ところが、等松教授によれば、防大における学究カリキュラムの最大の特徴でもある「防衛学」を教えている教官のほとんどは、現役の自衛官が「自衛官としての階級」を「研究者としての立場」にスライドさせておこなわれているというのである。

自衛隊で1佐以上の階級なら「教授」、2佐・3佐なら「准教授」。

これは、どう考えてもおかしな仕組みだ。どれぐらいおかしいのかは、立場を逆にすればわかる。たとえば、今回の告発者である等松春夫さんは政治外交史の専門家で、防衛大学校・国際関係学科の教授だ。よって、仮にこの立場を自衛隊にスライドした場合、等松さんは1佐(諸外国の軍隊における大佐)の階級を与えられることになる。

そんな馬鹿な! 

「人権侵害常習犯の差別主義者」という批判が「公正な論評」と裁判で認定されてしまった【1】作家の竹田恒泰氏を、幹部候補生向けの講演者として呼ぶような自衛官教官であっても、もし、そんな決定が下されれば激怒するのではないか。

小銃を担いだことも、撃ったこともない、匍匐前進も知らない教授が、なぜ1佐として部隊を指揮する立場を得られるのか。できるはずがないだろう。

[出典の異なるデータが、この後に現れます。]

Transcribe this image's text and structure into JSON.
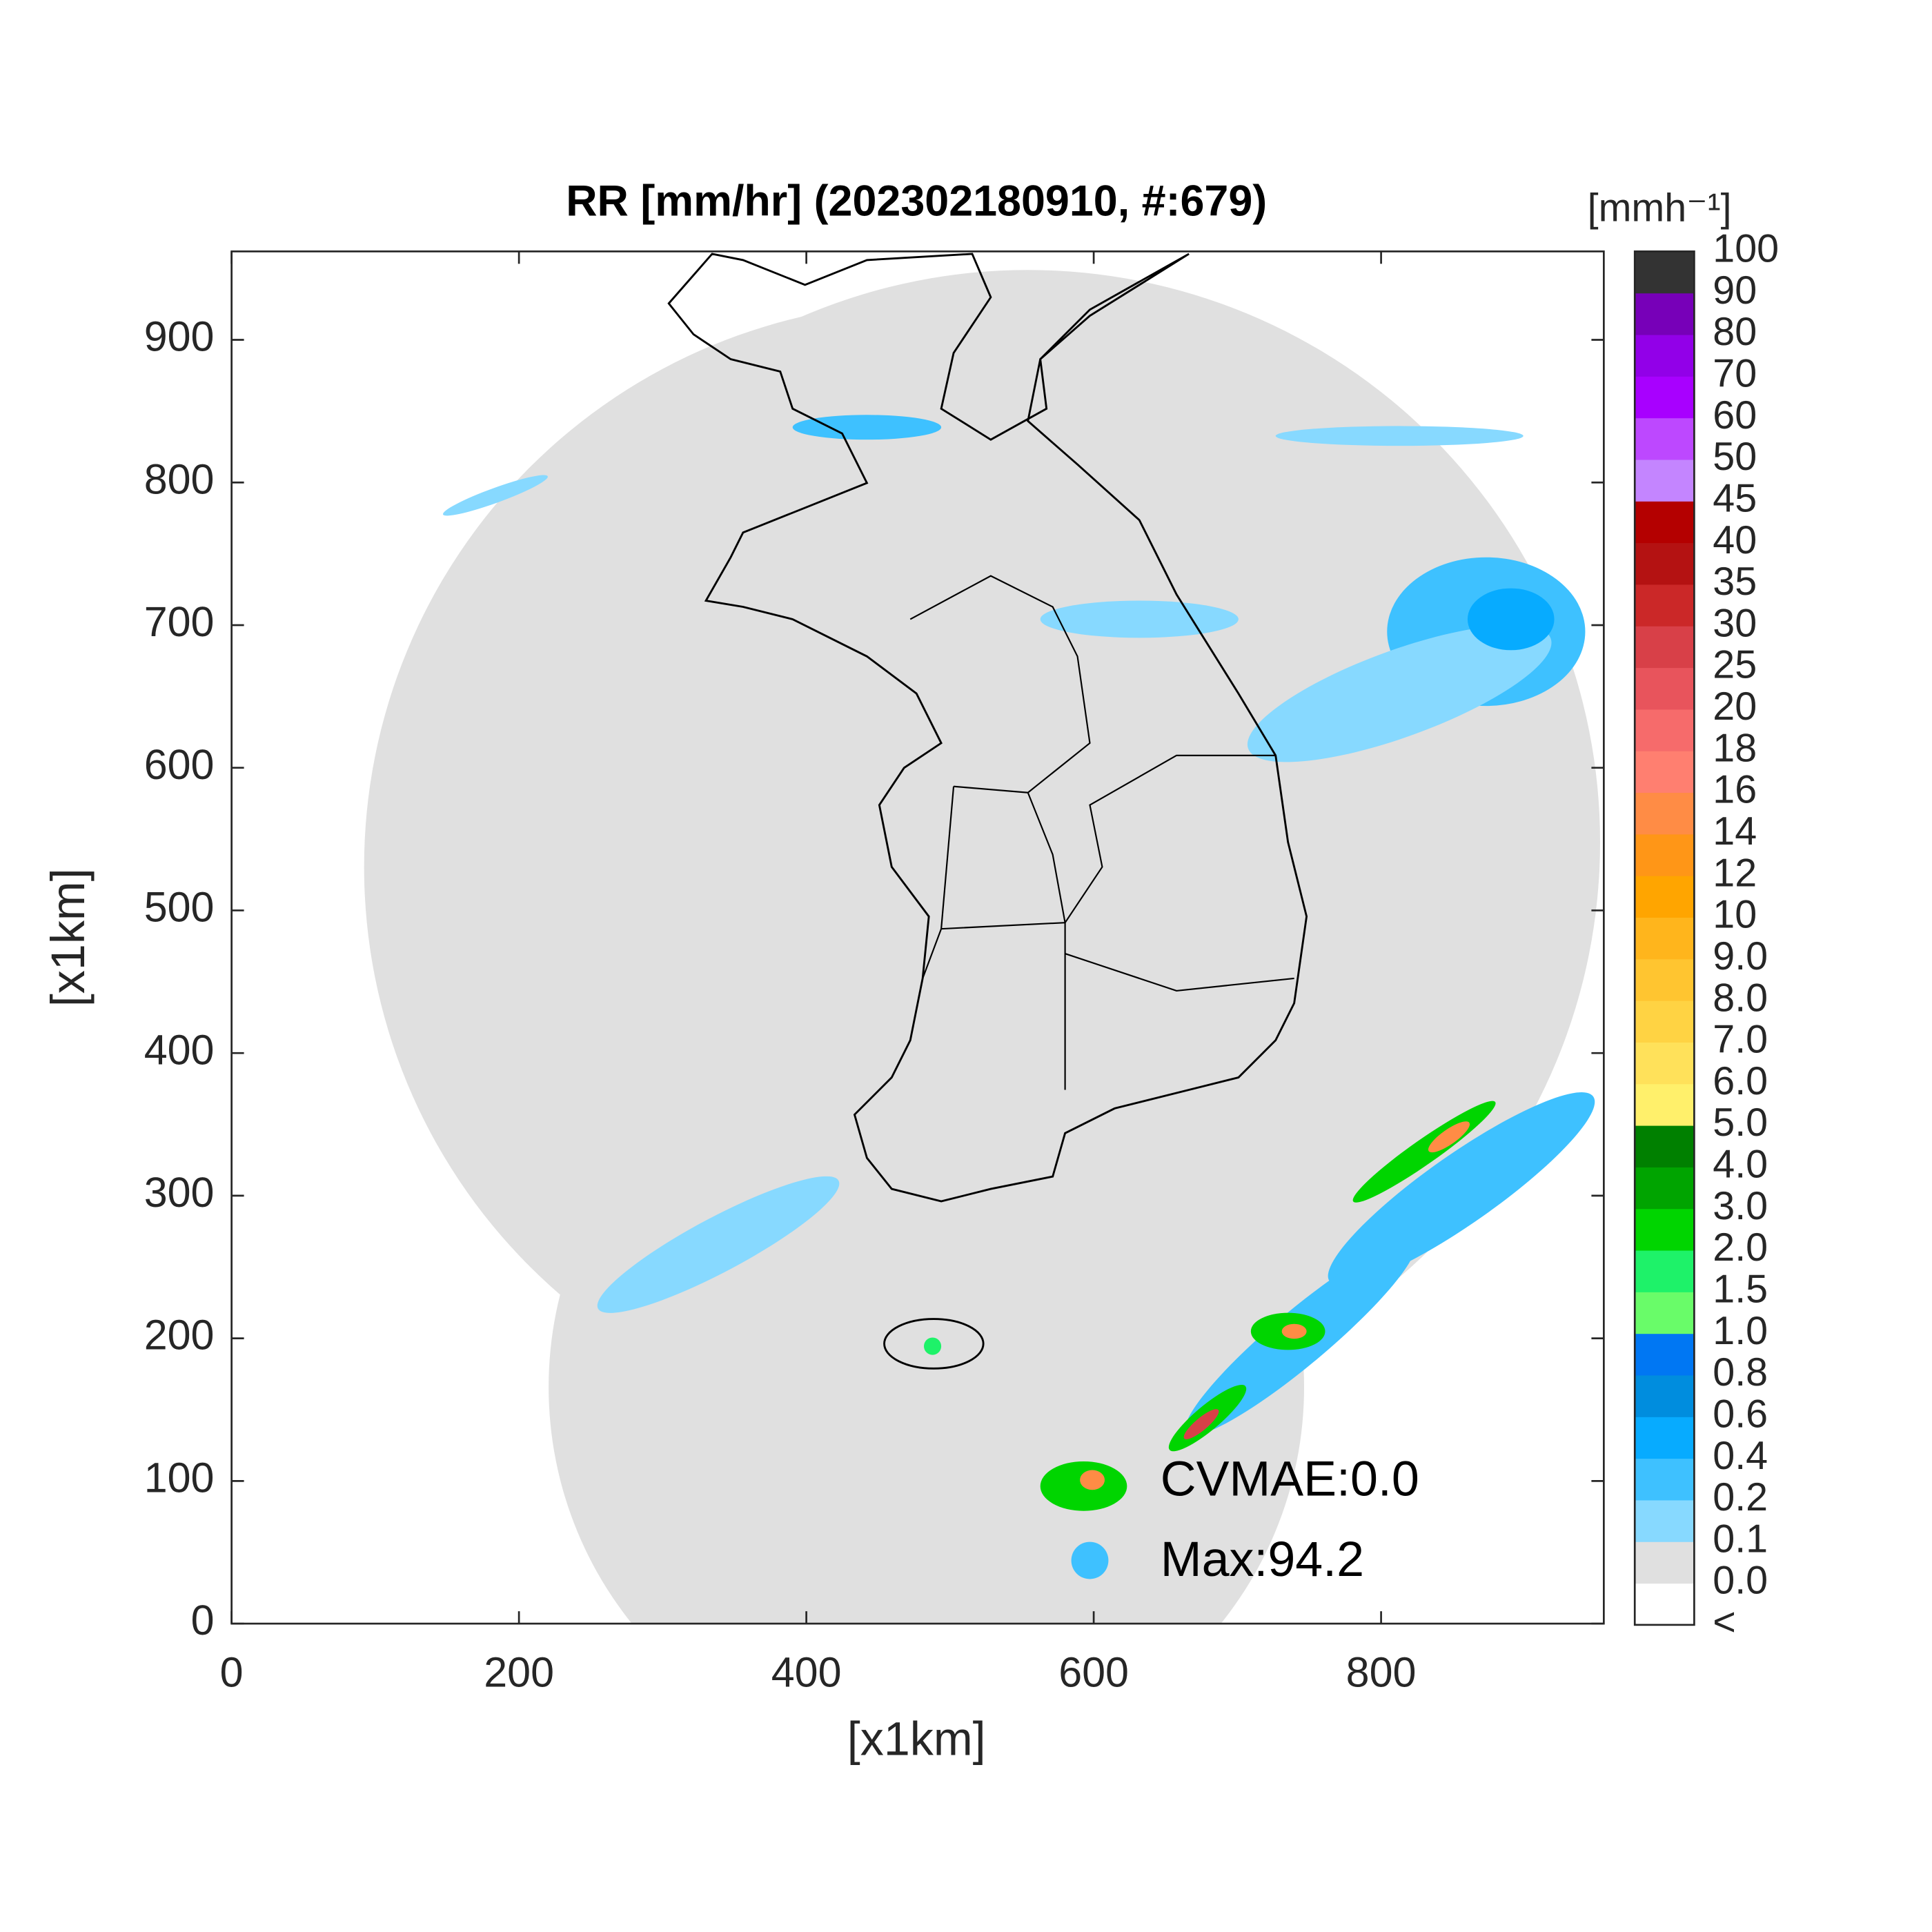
{
  "chart_data": {
    "type": "map",
    "title": "RR [mm/hr] (202302180910, #:679)",
    "xlabel": "[x1km]",
    "ylabel": "[x1km]",
    "xlim": [
      0,
      955
    ],
    "ylim": [
      0,
      962
    ],
    "xticks": [
      0,
      200,
      400,
      600,
      800
    ],
    "yticks": [
      0,
      100,
      200,
      300,
      400,
      500,
      600,
      700,
      800,
      900
    ],
    "colorbar": {
      "label": "[mmh⁻¹]",
      "levels": [
        "<",
        "0.0",
        "0.1",
        "0.2",
        "0.4",
        "0.6",
        "0.8",
        "1.0",
        "1.5",
        "2.0",
        "3.0",
        "4.0",
        "5.0",
        "6.0",
        "7.0",
        "8.0",
        "9.0",
        "10",
        "12",
        "14",
        "16",
        "18",
        "20",
        "25",
        "30",
        "35",
        "40",
        "45",
        "50",
        "60",
        "70",
        "80",
        "90",
        "100"
      ],
      "colors": [
        "#ffffff",
        "#e0e0e0",
        "#87d9ff",
        "#3ec1ff",
        "#07abff",
        "#008dde",
        "#0077f3",
        "#69fc69",
        "#1ef269",
        "#00d500",
        "#00a400",
        "#008000",
        "#fff06b",
        "#ffe15a",
        "#ffd343",
        "#ffc530",
        "#ffb51c",
        "#ffa500",
        "#ff9617",
        "#ff8c45",
        "#ff7f70",
        "#f66b6b",
        "#e8545c",
        "#d84048",
        "#cb2828",
        "#b41212",
        "#b40000",
        "#c485ff",
        "#bd48ff",
        "#a800ff",
        "#9200e8",
        "#7700b8",
        "#333333"
      ]
    },
    "annotations": [
      "CVMAE:0.0",
      "Max:94.2"
    ]
  }
}
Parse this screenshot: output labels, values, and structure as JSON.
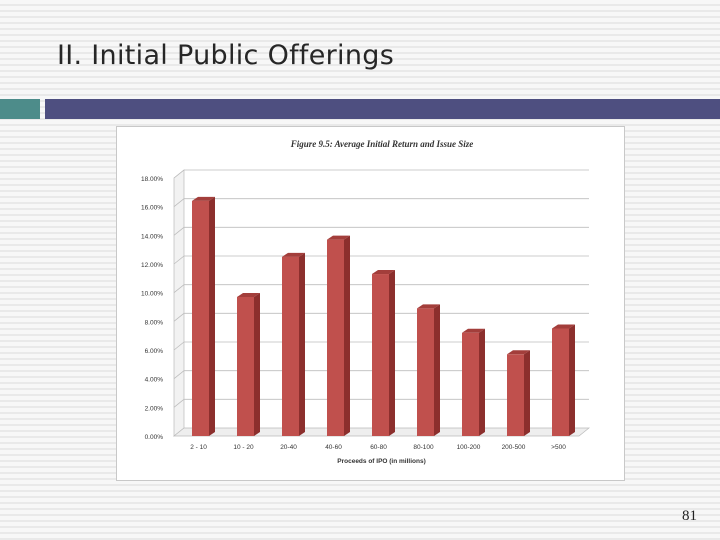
{
  "slide": {
    "title": "II. Initial Public Offerings",
    "page_number": "81"
  },
  "colors": {
    "accent_square": "#4d8c8a",
    "accent_bar": "#4e4f80",
    "bar_front": "#c0504d",
    "bar_side": "#8c2f2d",
    "bar_top": "#a33e3b"
  },
  "chart_data": {
    "type": "bar",
    "title": "Figure 9.5: Average Initial Return and Issue Size",
    "xlabel": "Proceeds of IPO (in millions)",
    "ylabel": "",
    "categories": [
      "2 - 10",
      "10 - 20",
      "20-40",
      "40-60",
      "60-80",
      "80-100",
      "100-200",
      "200-500",
      ">500"
    ],
    "values": [
      16.4,
      9.7,
      12.5,
      13.7,
      11.3,
      8.9,
      7.2,
      5.7,
      7.5
    ],
    "ylim": [
      0,
      18
    ],
    "yticks": [
      "0.00%",
      "2.00%",
      "4.00%",
      "6.00%",
      "8.00%",
      "10.00%",
      "12.00%",
      "14.00%",
      "16.00%",
      "18.00%"
    ],
    "grid": true,
    "legend": "none"
  }
}
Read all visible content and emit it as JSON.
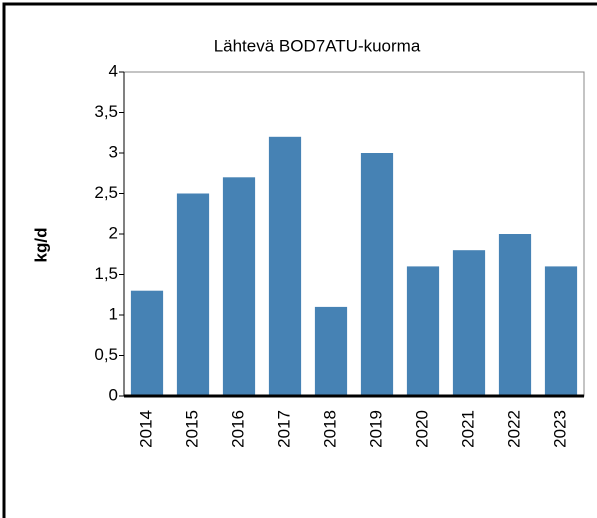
{
  "chart_data": {
    "type": "bar",
    "title": "Lähtevä BOD7ATU-kuorma",
    "y_label": "kg/d",
    "categories": [
      "2014",
      "2015",
      "2016",
      "2017",
      "2018",
      "2019",
      "2020",
      "2021",
      "2022",
      "2023"
    ],
    "values": [
      1.3,
      2.5,
      2.7,
      3.2,
      1.1,
      3.0,
      1.6,
      1.8,
      2.0,
      1.6
    ],
    "color": "#4682b4",
    "ylim": [
      0,
      4
    ],
    "yticks": [
      0,
      {
        "value": 0.5,
        "label": "0,5"
      },
      1,
      {
        "value": 1.5,
        "label": "1,5"
      },
      2,
      {
        "value": 2.5,
        "label": "2,5"
      },
      3,
      {
        "value": 3.5,
        "label": "3,5"
      },
      4
    ]
  }
}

自衛官教官の補職は、その「できるはずがないもの」と構造は同じなのだ。等松教授が「1佐」として部隊を指揮できないのと同様に、1佐の武官の皆さんも、ルーティンの人事でいきなり大学にやってきて、なおかつ「教授」として学生たちに質の高い講義をおこなうことなどできないはず。等松教授の論考で書かれているのは怒りというより、教育者としての絶望だろう。